DeepSeek collects keystroke data and more, storing it in Chinese servers
-
I trust Open Source if it allows me to copy it and review it. I don't trust
OpenAI like ChatGPT. -
no sh*t! now tell me, not that it's correct, but what does the chinese intelligence apparatus can do to me vs. what the u.s. intelligence apparatus (which has been collecting intelligence about me since i'm alive) can do to me?
-
Is Deepseek Open Source?
Hugging Face researchers are trying to build a more open version of DeepSeek’s AI ‘reasoning’ model
Hugging Face head of research Leandro von Werra and several company engineers have launched Open-R1, a project that seeks to build a duplicate of R1 and open source all of its components, including the data used to train it.

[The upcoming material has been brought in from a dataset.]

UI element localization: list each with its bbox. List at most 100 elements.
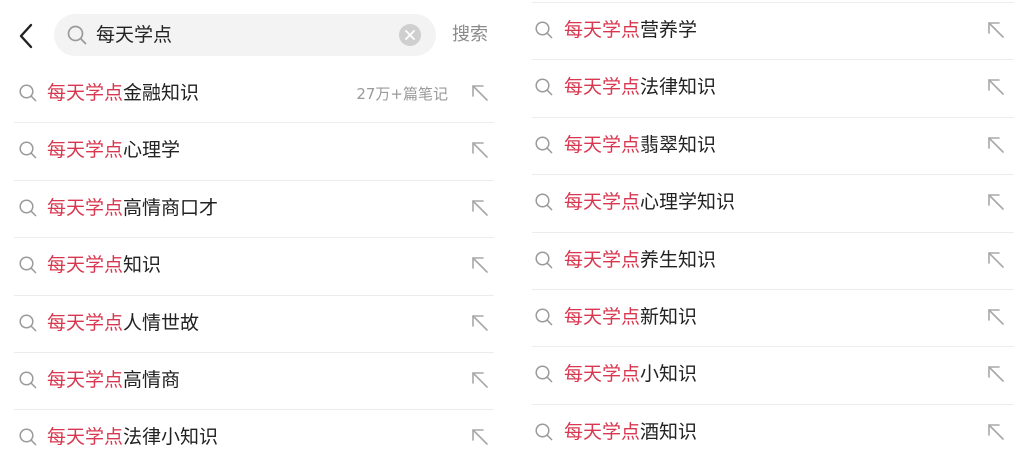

The engineers said they were compelled to act by DeepSeek’s “black box” release philosophy. Technically, R1 is “open” in that the model is permissively licensed, which means it can be deployed largely without restrictions. However, R1 isn’t “open source” by the widely accepted definition because some of the tools used to build it are shrouded in mystery. Like many high-flying AI companies, DeepSeek is loathe to reveal its secret sauce.
-
I feel safer knowing that my data is not in a country where the company can use it against me
Where is this country that can't use your data against you?
-
that's pure ideology.
-
now we've got another refutopolis warrior.
-
What does that even mean?
-
-
-
-
Everyone must ask to see Xi jing jing ping pong nudes! But without mentioning Xi or nudes.
That would be a great way of poisoning their plans.
-
Extensive networks with their close ally? My pearls must be clutched!!
-
Is Deepseek Open Source?
Hugging Face researchers are trying to build a more open version of DeepSeek’s AI ‘reasoning’ model
Hugging Face head of research Leandro von Werra and several company engineers have launched Open-R1, a project that seeks to build a duplicate of R1 and open source all of its components, including the data used to train it.

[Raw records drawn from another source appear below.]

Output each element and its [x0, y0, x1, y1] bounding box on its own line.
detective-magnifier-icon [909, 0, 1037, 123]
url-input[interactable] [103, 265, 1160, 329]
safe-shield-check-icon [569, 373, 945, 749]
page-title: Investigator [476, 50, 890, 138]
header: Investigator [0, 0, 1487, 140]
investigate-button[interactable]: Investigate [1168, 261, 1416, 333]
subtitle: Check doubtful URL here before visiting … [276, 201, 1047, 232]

The engineers said they were compelled to act by DeepSeek’s “black box” release philosophy. Technically, R1 is “open” in that the model is permissively licensed, which means it can be deployed largely without restrictions. However, R1 isn’t “open source” by the widely accepted definition because some of the tools used to build it are shrouded in mystery. Like many high-flying AI companies, DeepSeek is loathe to reveal its secret sauce.
-
"We store the information we collect in secure servers located in the People's Republic of China"

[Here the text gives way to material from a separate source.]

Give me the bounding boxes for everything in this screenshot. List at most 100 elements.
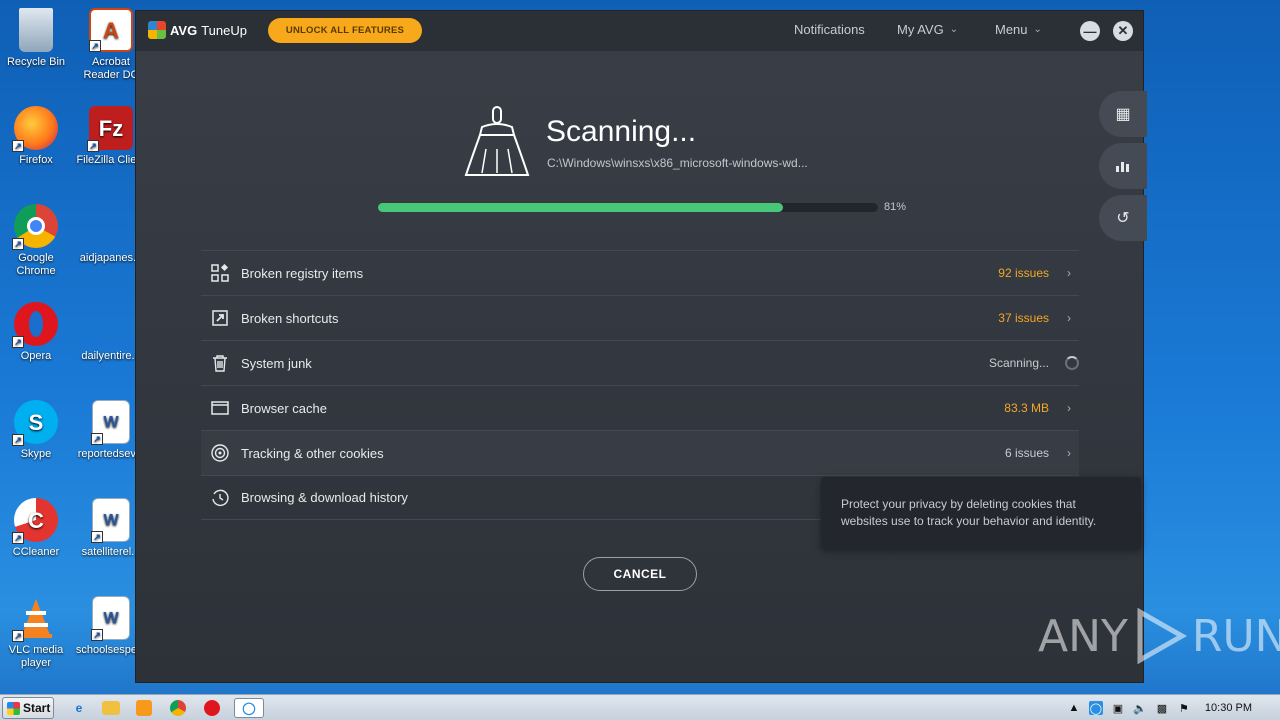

Now you Americans know how we Europeans feel when Google, Amazon and Facebook store our information on American servers. Hint: The protective wall between Chinese servers and their government are about as good as the one between American servers and their government - at least for non-US citizens. The last thin veil of privacy for Eurpeans has been ripped to shreds by Trump last week.
-
-
As a queer woman in the US, I currently care infinitely more what the US gov and companies track about me than what China does.
-
-
Exactly. I'm queer. I'm not scared of China, even if they were doing the same thing the US currently is. Because only one of those actually effects the rights I have and what I do in my day-to-day.
I do not understand how the average person does not realize that.
-
Not in the way you think. They aren't constantly training when interacting, that would be way more inefficient than what US AI companies have been doing.
It might be added to the training data, but a lot of training data now is apparently synthetic and generated by other models because while you might get garbage, it gives more control over the type of data and shape it takes, which makes it more efficient to train for specific domains.
-
It doesn't. They run using stuff like Ollama or other LLM tools, all of the hobbyist ones are open source. All the model is is the inputs, node weights and connections, and outputs.
LLMs, or neural nets at large, are kind of a "black box" but there's no actual code that gets executed from the model when you run them, it's just processed by the host software based on the rules for how these work. The "black box" part is mostly because these are so complex we don't actually know exactly what it is doing or how it output answers, only that it works to a degree. It's a digital representation of analog brains.
People have also been doing a ton of hacking at it, retraining, and other modifications that would show anything like that if it could exist.